Herz-Jesu Krankenhaus, Dernbach

Umbau und Erweiterung OP-Bereich und Notaufnahme

Die Ausgangssituation der Planung sieht zum einen die Neustrukturierung der OP-Abteilung vor, und zum anderen den Anbau im Bereich des Haupteinganges mit administrativer Aufnahme, Anpassung der Patientenwegeführung von elektiven Patienten und getrennten Funktionsabläufen für Notfallmanagement, inclusive der neuen Liegendkrankenvorfahrt.

Die Sanierung und Erweiterung der OP-Abteilung erfolgte bei fortlaufendem Krankenhausbetrieb unter der Prämisse von zwei voll funktionstüchtigen OP-Sälen, incl. einem hygienisch funktional erforderlichem Nebenraumprogramm.

Die Anbindung an die bestehende Sterilisation erfolgt durch den Anbau eines neuen Sterilgutflures mit Rüstplatz aus Leichtbaukonstruktion. Der Bereich Aufwachraum und Postoperative Behandlung ist zwischen der zentralen Aufzugsgruppe und OP-Abteilung am Lichthof positioniert und sorgt für einen optimalen vertikalen Patiententransport zu Funktionsbereichen und Bettenstationen.

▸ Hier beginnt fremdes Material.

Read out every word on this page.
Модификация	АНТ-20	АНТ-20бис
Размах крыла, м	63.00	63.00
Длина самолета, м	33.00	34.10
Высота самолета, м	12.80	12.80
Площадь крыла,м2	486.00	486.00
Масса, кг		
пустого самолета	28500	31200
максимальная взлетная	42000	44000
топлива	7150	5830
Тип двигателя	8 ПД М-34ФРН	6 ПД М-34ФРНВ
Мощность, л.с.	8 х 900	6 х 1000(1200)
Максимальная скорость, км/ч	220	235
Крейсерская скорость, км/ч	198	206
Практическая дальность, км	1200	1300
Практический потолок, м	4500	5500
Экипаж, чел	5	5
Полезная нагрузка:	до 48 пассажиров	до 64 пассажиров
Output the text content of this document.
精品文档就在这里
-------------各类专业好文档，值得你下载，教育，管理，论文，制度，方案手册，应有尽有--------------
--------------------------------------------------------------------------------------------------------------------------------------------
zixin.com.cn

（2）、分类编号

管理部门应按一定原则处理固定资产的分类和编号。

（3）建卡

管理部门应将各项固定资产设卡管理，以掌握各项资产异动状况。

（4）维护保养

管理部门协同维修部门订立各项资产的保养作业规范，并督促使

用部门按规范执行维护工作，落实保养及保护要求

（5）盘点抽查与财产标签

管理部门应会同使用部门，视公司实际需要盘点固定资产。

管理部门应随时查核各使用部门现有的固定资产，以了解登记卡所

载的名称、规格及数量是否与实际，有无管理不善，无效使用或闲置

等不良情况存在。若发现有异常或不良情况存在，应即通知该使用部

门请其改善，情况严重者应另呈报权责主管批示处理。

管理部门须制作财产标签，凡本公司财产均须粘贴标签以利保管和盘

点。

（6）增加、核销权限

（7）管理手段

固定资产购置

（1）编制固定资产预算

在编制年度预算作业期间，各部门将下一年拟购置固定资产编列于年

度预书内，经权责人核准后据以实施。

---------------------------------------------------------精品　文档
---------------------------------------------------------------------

Der neue Haupteingang ist mit seinen nur auf vier Stahlstützen aufgelegte Glasdachkonstruktion und dem schräg eingestellten roten Windfangkubus die neue moderne Adresse des Krankenhauses. Die elektiven Patienten gelangen hier zur Aufnahme und zu den Stationen. Die Notfälle erreichen über die neue Liegendkrankenvorfahrt auf der Rückseite des Gebäudekomplexes direkt den Schockraum, den Eingriffsraum und die Behandlungsräume, die dann wiederum die interne Verbindung zu den elektiven Patientenströmen ermöglichen.

Im Zuge der Maßnahme wurden umfangreiche Brandschutzmaßnahmen in vertikal und horizontal angrenzenden Bereichen im laufenden Krankenhausbetrieb durchgeführt.

Das Projekt bearbeitete unser Büro in einer Arbeitsgemeinschaft mit sander.hofrichter Architekten aus Ludwigshafen, die sich für die Leistungsphasen 1 bis 4 verantwortlich zeichnen.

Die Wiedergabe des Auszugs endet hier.